The number of warheads in a MIRV is anywhere from 3 to 15. The multiple strategy of the warheads wasn’t to destroy 15 cities with a 15 warhead MIRV, it was to destroy 3 or 4 cities and overwhelm the aerial defense systems with multiple incoming projectiles. And this is an assault no country can defend against still to this day. And the USA has more of these than anyone in the world.
Swinging the BIG stick
We have over 20 times the amount of nukes that China does and still could easily wipe them off the planet multiple times over, so what is this Hypersonic FOBS thing they shot around the world and why should it matter? Here’s where things get a bit hairy.
The Fractional Orbital Bombardment System was an old technology that Russia researched back in the late 1960’s and early 1970’s. The idea was to have a lower flying missile that could avoid early detection by radar beams shot over the North Pole. It would fly about 150km above the earth, a fraction of the orbit of ICBMs at 1200km. This gave very little warning on when the missile would hit or where it was even going. The program was in operation with actual weapons deployed until final decommission in 1983.
Great Idea, Wrong Century
The problems here where basically that the idea was ahead of its technological time. The payloads of the FOBS missiles where half to 1/3 that of the ICBM big brothers. That meant more of these weapons where needed for deterrence. Also, they had piss poor accuracy. The Russians couldn’t hit anywhere near the intended target. And the early warning radar defeat was undone when the US put radar satellites into orbit in the mid 1970’s, specifically for this threat. And any thought of going over the South Pole was negated with the lack of accuracy at such long ranges. This was also compounded by the fuel requirements for such a long flight, amongst other logistical and computing issues.
But now here comes China with their new hypersonic missile technology. Partly stolen by them from us and partly sold to them by the illustrious Bill and Hillary Clinton. So how does it fare against the kaput Russian FOBS program? 40 years later, pretty good.
21st century solutions for the end of the world
Part of the problem was that the Russian missile was detectable and limited.

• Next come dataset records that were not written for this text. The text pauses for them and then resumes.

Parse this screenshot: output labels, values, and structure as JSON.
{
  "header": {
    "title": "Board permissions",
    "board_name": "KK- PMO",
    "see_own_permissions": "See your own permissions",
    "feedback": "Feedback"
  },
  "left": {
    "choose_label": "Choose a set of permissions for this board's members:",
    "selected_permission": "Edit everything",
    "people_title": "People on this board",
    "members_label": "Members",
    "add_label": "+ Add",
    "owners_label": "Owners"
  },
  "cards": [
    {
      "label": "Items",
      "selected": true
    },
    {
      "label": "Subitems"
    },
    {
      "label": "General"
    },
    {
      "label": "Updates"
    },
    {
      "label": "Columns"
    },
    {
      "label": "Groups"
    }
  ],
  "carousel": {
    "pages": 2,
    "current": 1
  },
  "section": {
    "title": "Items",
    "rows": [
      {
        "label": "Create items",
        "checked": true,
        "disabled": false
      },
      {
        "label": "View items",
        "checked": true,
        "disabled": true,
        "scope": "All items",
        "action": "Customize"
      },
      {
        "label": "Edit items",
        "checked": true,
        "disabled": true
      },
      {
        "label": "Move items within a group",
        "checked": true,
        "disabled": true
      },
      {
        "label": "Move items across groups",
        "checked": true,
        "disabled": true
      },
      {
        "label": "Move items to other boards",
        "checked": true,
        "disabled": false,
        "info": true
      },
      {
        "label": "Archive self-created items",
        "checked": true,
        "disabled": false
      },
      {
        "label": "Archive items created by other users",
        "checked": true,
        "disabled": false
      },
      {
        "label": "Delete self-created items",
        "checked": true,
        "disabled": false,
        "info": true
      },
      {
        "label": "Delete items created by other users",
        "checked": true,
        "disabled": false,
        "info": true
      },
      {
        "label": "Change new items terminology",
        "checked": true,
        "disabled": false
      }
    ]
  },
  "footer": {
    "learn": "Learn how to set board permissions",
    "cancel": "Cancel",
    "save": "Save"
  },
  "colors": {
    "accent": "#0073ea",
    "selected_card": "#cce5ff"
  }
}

Ground, air, and spaced based systems have a decent blanket of coverage over the northern part of the country. And this Chinese missile too was detected by our systems. The problem now is, a missile cruising at about Mach 7, or about 5,000 miles an hour is not possible to be destroyed with current tech, especially when it can maneuver. And this missile is reported to have flown 21,000mph.
It is unknown if that was the speed at time of impact or the speed at the height of the orbit. I would reckon to reason that it was the maximum orbit height speed, but 21,000mph is not impossible. It would explain why they missed; the physical speed is too fast for the computer guidance to adjust. The Chinese have realized this physical speed advantage and are now in possession of a hypersonic glide vehicle that can strike anywhere in the planet in minutes, most likely undetected if it flies over the South Pole, and is nuclear capable. Now all they have to do is dial in that accuracy and we’re screwed like a cheap hooker on Friday night.
Well that doesn’t sound good. Without piling on this technology with future nightmarish advancements to slaughter millions of people all at once; at the bare minimum, China now has the ability to assassinate the head(s) of a state in minutes. It can be nuclear, conventional or otherwise. The only thing that keeps them from doing so is the Boomer’s old cliche of M.A.D., Mutually Assured Destruction. All them damn nukes, as old as grandpa, still keeping us safe, or so it seems.